IF the problem is with the radius, increase the diameter of the fillet radius slightly and use a large radius on your counterbore cutter as Glenn W. suggested.

I still see no evidence that there is ANY problem with the attach angle design. This could have been a fatigue fracture, but again, I have no information as to any damage history or to how the aircraft was operated over its entire lifetime. There could have been a flaw in the original part, who knows?

And finally, without seeing the blueprint (anyone have a copy?), I suspect the extrusion was annealed, stretch formed, heat treated, straightened (hot or cold?), routed to shape, and then drilled.

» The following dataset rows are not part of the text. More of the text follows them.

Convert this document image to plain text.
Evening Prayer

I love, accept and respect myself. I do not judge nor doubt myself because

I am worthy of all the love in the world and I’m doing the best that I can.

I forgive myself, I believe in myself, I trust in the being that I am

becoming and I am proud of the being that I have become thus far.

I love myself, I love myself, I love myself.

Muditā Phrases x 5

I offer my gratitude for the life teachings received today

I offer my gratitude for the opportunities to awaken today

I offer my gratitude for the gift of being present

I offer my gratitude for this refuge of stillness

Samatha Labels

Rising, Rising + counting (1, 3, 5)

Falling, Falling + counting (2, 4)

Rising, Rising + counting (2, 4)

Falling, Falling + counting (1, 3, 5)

Is the original part 2024 or 7075? If 7075 you might be able to make it from 7050 which is much more resistant to stress corrosion cracking. But why? A new part from Lance is much cheaper and will last another 60 years. What more do you need?

Mon Jun 13, 2005 10:17 pm

none of the t-6 structure is 70 series, it is all 2024 1100 or 5052 as wel as forgings and castings. 70 series came after the war

Mon Jun 13, 2005 11:02 pm

JCW:

I am aware that most of the T-6 has 24St AL aka 2024T-3 throughout. Where is there 5052 H AL?

attach angles

Mon Jun 13, 2005 11:43 pm

5052 can't be heat treated. 6061 can.

Tue Jun 14, 2005 12:03 am

bdk wrote:

"And finally, without seeing the blueprint (anyone have a copy?), I
suspect the extrusion was annealed, stretch formed, heat treated,
straightened (hot or cold?), routed to shape, and then drilled"

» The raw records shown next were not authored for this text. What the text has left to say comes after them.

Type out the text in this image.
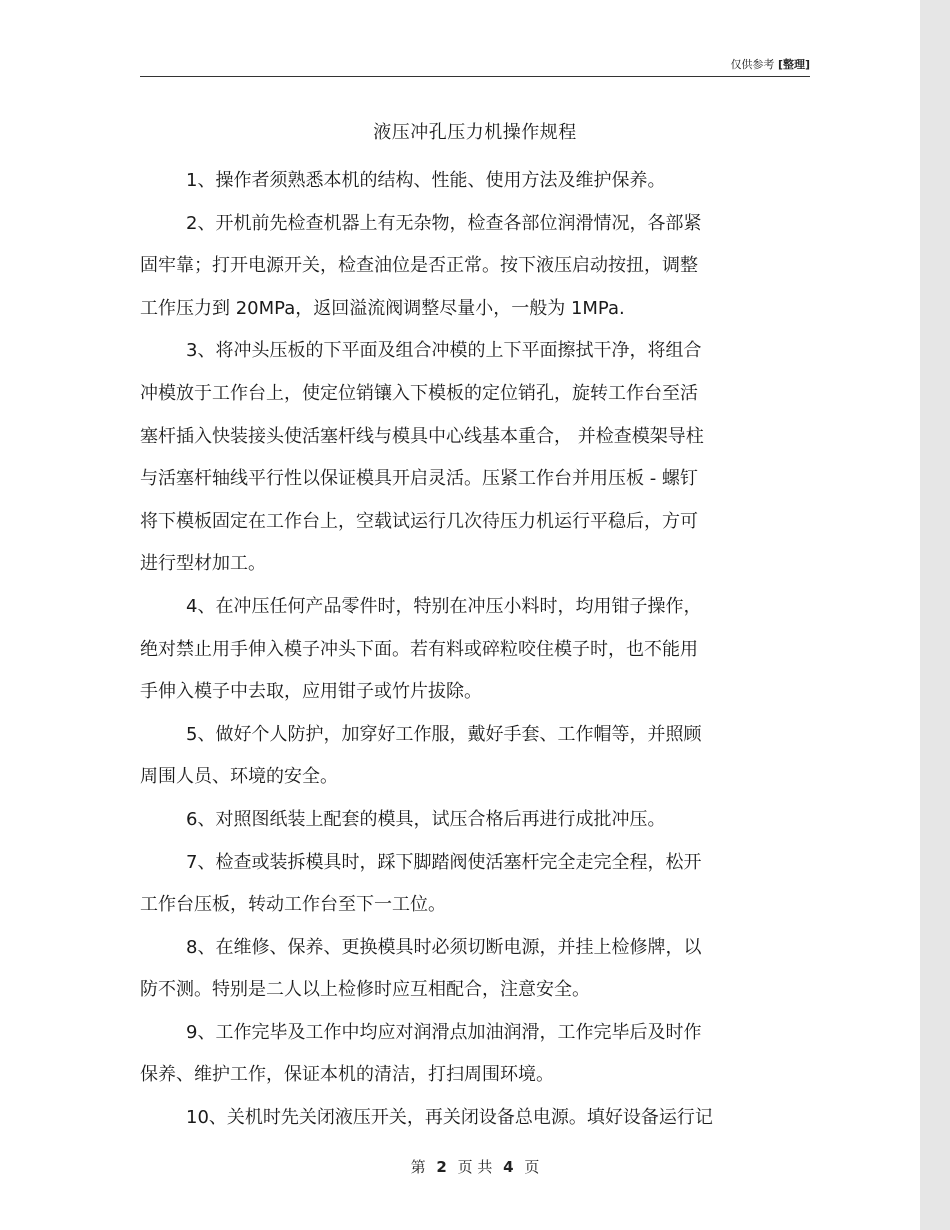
仅供参考 [整理]
液压冲孔压力机操作规程
1、操作者须熟悉本机的结构、性能、使用方法及维护保养。
2、开机前先检查机器上有无杂物，检查各部位润滑情况，各部紧
固牢靠；打开电源开关，检查油位是否正常。按下液压启动按扭，调整
工作压力到 20MPa，返回溢流阀调整尽量小，一般为 1MPa.
3、将冲头压板的下平面及组合冲模的上下平面擦拭干净，将组合
冲模放于工作台上，使定位销镶入下模板的定位销孔，旋转工作台至活
塞杆插入快装接头使活塞杆线与模具中心线基本重合， 并检查模架导柱
与活塞杆轴线平行性以保证模具开启灵活。压紧工作台并用压板 - 螺钉
将下模板固定在工作台上，空载试运行几次待压力机运行平稳后，方可
进行型材加工。
4、在冲压任何产品零件时，特别在冲压小料时，均用钳子操作，
绝对禁止用手伸入模子冲头下面。若有料或碎粒咬住模子时，也不能用
手伸入模子中去取，应用钳子或竹片拔除。
5、做好个人防护，加穿好工作服，戴好手套、工作帽等，并照顾
周围人员、环境的安全。
6、对照图纸装上配套的模具，试压合格后再进行成批冲压。
7、检查或装拆模具时，踩下脚踏阀使活塞杆完全走完全程，松开
工作台压板，转动工作台至下一工位。
8、在维修、保养、更换模具时必须切断电源，并挂上检修牌，以
防不测。特别是二人以上检修时应互相配合，注意安全。
9、工作完毕及工作中均应对润滑点加油润滑，工作完毕后及时作
保养、维护工作，保证本机的清洁，打扫周围环境。
10、关机时先关闭液压开关，再关闭设备总电源。填好设备运行记
第 2 页 共 4 页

I have a complete set of blueprints, and I've re-reviewed a
"typical" attach angle drawing. I concur with your observation on
how they were manufactured. Based upon the "excepted norm"
in industry, my guess is subsequent to heat-treating, they were put
on ice (in W condition) and hand-straightened before they hardened (it
typically takes 96 hours for a 2000 series aluminum part to naturally
(room temp) age-harden up to "full strength). I also agree making the
attach angles "stronger" (substitution of materials, whatever) will only
transfer a potential point of failure elsewhere. The airplane is designed
well/correctly from the get-go (the original design is sound, and there is
no need to "strengthen" the area in question).

You will find 5052 (back then they called it "half-hard") used on stuff
like electrical / power junction boxes, electrical switch boxes,
empennage / wing fairings, etc. In other words, 5052 is (was)
typically used in "non-structural" applications where good formability
was more of a requirement than over-all strength.

Bela P. Havasreti

Tue Jun 14, 2005 1:38 am

The hydraulic lines in a T-6 are 5052.